Chrome, Google chiude una falla V8 già sfruttata dagli hacker
Google ha corretto una vulnerabilità ad alta gravità in Chrome già sfruttata: coinvolto V8, aggiornamenti per Windows, Mac e Linux.

Google ha corretto una vulnerabilità ad alta gravità in Chrome dopo avere rilevato che la falla era già sfruttata da attaccanti. Decrypt ha riportato che il problema riguarda V8, il motore usato dal navigatore di Google per eseguire JavaScript e WebAssembly, e che la correzione è stata inserita nelle nuove versioni distribuite per i principali sistemi operativi. La vulnerabilità è identificata come CVE-2026-85046 ed è classificata come errore di confusione di tipo, una categoria di difetti che può portare il programma a trattare dati in modo errato.
Google non ha indicato chi siano gli attaccanti, quali vittime siano state colpite o quale sia l’effetto concreto dell’exploit, e non ha chiarito se la falla possa consentire esecuzione di codice da remoto. Secondo quanto riportato da Decrypt, la correzione è compresa in Chrome 152.0.7977.82 e 152.0.7977.83 per Windows e Mac, mentre per Linux è indicata la versione 152.0.7977.82. La distribuzione dell’aggiornamento avverrà progressivamente, con Google che ha indicato una finestra di rilascio nell’arco di giorni o settimane.
Il caso interessa anche il settore delle risorse digitali perché molti utenti gestiscono portafogli, estensioni e accessi a servizi finanziari direttamente dal navigatore. Per chi segue Bitcoin, Ethereum o più in generale la nostra guida al trading di criptovalute, la sicurezza del dispositivo resta un elemento operativo rilevante, distinto però dalle dinamiche di prezzo e dagli scenari di mercato. Il collegamento tra sicurezza informatica e attività in criptovalute è tornato più volte al centro dell’attenzione.
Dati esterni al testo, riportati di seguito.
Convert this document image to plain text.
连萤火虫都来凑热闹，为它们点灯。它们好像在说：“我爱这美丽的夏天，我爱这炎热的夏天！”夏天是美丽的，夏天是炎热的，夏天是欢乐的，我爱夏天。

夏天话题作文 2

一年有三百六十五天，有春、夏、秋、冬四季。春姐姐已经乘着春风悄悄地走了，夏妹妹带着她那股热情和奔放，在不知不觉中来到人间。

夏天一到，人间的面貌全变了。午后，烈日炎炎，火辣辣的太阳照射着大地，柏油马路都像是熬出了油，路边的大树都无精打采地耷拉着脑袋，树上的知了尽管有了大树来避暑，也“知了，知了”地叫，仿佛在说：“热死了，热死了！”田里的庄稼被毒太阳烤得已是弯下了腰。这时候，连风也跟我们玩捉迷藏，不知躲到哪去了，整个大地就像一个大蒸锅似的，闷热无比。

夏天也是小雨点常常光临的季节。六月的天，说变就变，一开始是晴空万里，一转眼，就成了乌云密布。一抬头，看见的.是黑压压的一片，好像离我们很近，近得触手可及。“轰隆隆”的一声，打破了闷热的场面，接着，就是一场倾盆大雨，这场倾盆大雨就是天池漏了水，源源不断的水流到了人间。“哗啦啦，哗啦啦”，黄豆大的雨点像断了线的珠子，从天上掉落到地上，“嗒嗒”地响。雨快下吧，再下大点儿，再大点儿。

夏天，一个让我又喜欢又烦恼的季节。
Nei giorni scorsi abbiamo seguito il caso della botnet Sality che dirottava pagamenti in criptovalute, vicenda diversa da quella di Chrome ma utile a ricordare come gli attaccanti cerchino spesso punti deboli nell’ambiente usato dagli utenti prima ancora che nelle catene a blocchi. Per Alphabet, società madre di Google, la gestione delle vulnerabilità rientra in un perimetro più ampio di fiducia tecnologica, soprattutto mentre il gruppo rafforza la propria presenza nei servizi di calcolo e nell’intelligenza artificiale. Il tema si affianca ad altri dossier recenti sul gruppo, dalla competizione nell’IA per la difesa raccontata nell’analisi su Palantir e Google fino alla crescita del cloud IA di Alphabet.
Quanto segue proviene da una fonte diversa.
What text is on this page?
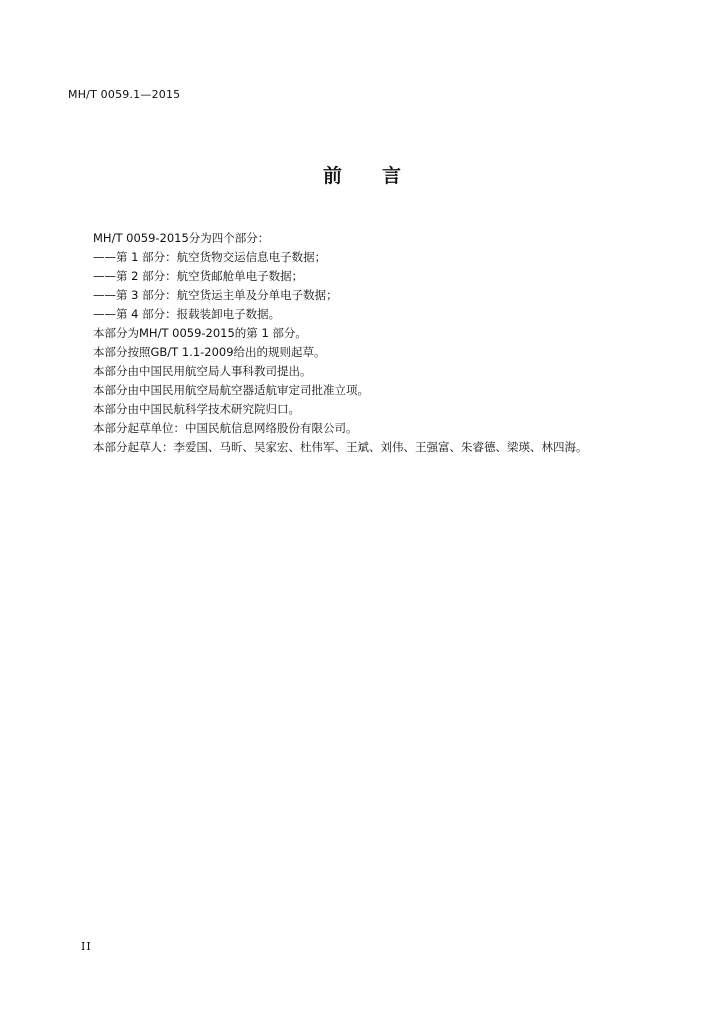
MH/T 0059.1—2015
前 言
MH/T 0059-2015分为四个部分：
——第 1 部分：航空货物交运信息电子数据；
——第 2 部分：航空货邮舱单电子数据；
——第 3 部分：航空货运主单及分单电子数据；
——第 4 部分：报载装卸电子数据。
本部分为MH/T 0059-2015的第 1 部分。
本部分按照GB/T 1.1-2009给出的规则起草。
本部分由中国民用航空局人事科教司提出。
本部分由中国民用航空局航空器适航审定司批准立项。
本部分由中国民航科学技术研究院归口。
本部分起草单位：中国民航信息网络股份有限公司。
本部分起草人：李爱国、马昕、吴家宏、杜伟军、王斌、刘伟、王强富、朱睿德、梁瑛、林四海。
II
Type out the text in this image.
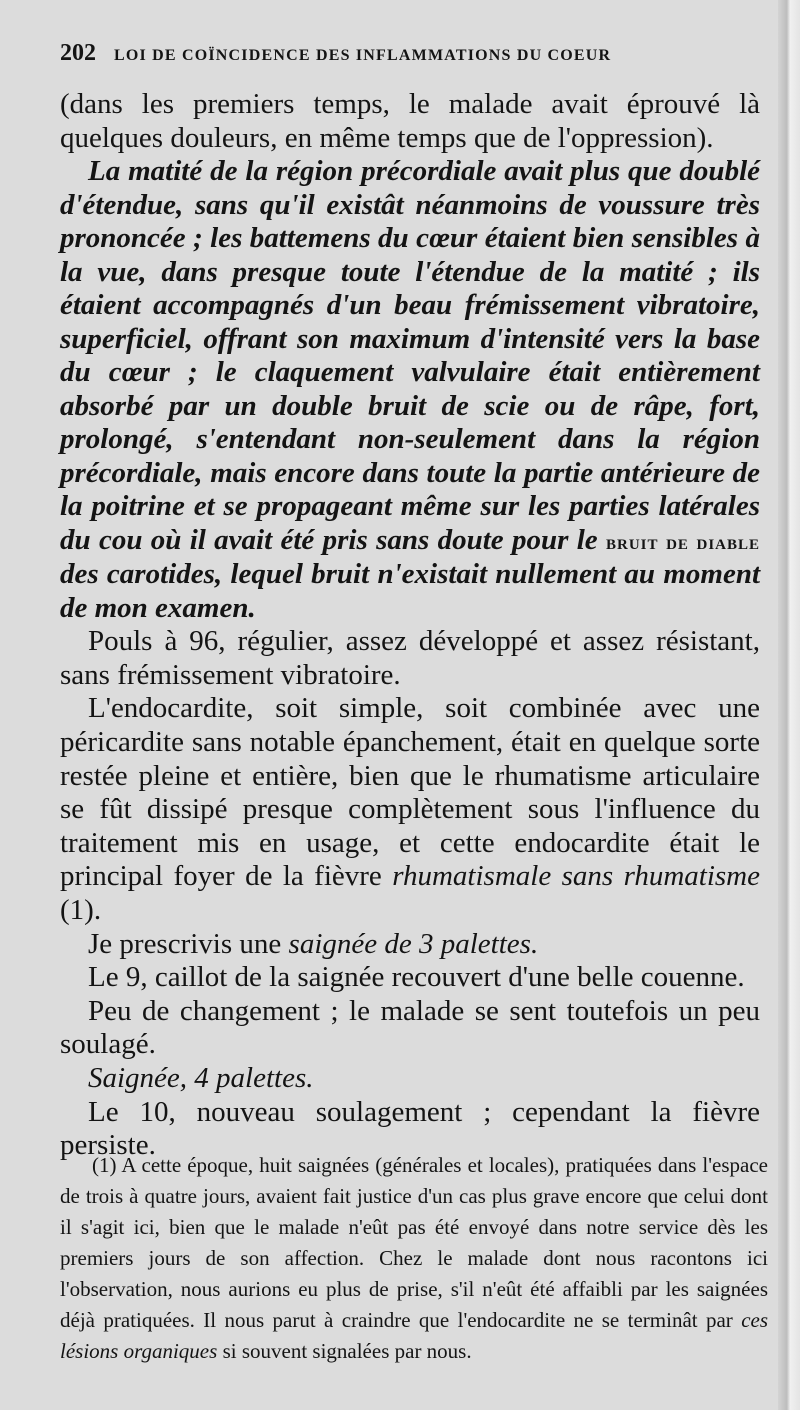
202 LOI DE COÏNCIDENCE DES INFLAMMATIONS DU COEUR

(dans les premiers temps, le malade avait éprouvé là quelques douleurs, en même temps que de l'oppression).

La matité de la région précordiale avait plus que doublé d'étendue, sans qu'il existât néanmoins de voussure très prononcée ; les battemens du cœur étaient bien sensibles à la vue, dans presque toute l'étendue de la matité ; ils étaient accompagnés d'un beau frémissement vibratoire, superficiel, offrant son maximum d'intensité vers la base du cœur ; le claquement valvulaire était entièrement absorbé par un double bruit de scie ou de râpe, fort, prolongé, s'entendant non-seulement dans la région précordiale, mais encore dans toute la partie antérieure de la poitrine et se propageant même sur les parties latérales du cou où il avait été pris sans doute pour le bruit de diable des carotides, lequel bruit n'existait nullement au moment de mon examen.

Pouls à 96, régulier, assez développé et assez résistant, sans frémissement vibratoire.

L'endocardite, soit simple, soit combinée avec une péricardite sans notable épanchement, était en quelque sorte restée pleine et entière, bien que le rhumatisme articulaire se fût dissipé presque complètement sous l'influence du traitement mis en usage, et cette endocardite était le principal foyer de la fièvre rhumatismale sans rhumatisme (1).

Je prescrivis une saignée de 3 palettes.

Le 9, caillot de la saignée recouvert d'une belle couenne.

Peu de changement ; le malade se sent toutefois un peu soulagé.

Saignée, 4 palettes.

Le 10, nouveau soulagement ; cependant la fièvre persiste.

(1) A cette époque, huit saignées (générales et locales), pratiquées dans l'espace de trois à quatre jours, avaient fait justice d'un cas plus grave encore que celui dont il s'agit ici, bien que le malade n'eût pas été envoyé dans notre service dès les premiers jours de son affection. Chez le malade dont nous racontons ici l'observation, nous aurions eu plus de prise, s'il n'eût été affaibli par les saignées déjà pratiquées. Il nous parut à craindre que l'endocardite ne se terminât par ces lésions organiques si souvent signalées par nous.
La falla è stata segnalata il 4 agosto dal ricercatore Salvatore Gulizia, noto anche come Serotav, al quale Google ha riconosciuto un premio da 1.000 dollari. In attesa che l’aggiornamento raggiunga tutti gli utenti, la misura indicata dal bollettino resta verificare la versione installata di Chrome e applicare la correzione ufficiale, evitando pacchetti o canali non riconducibili alla distribuzione del produttore.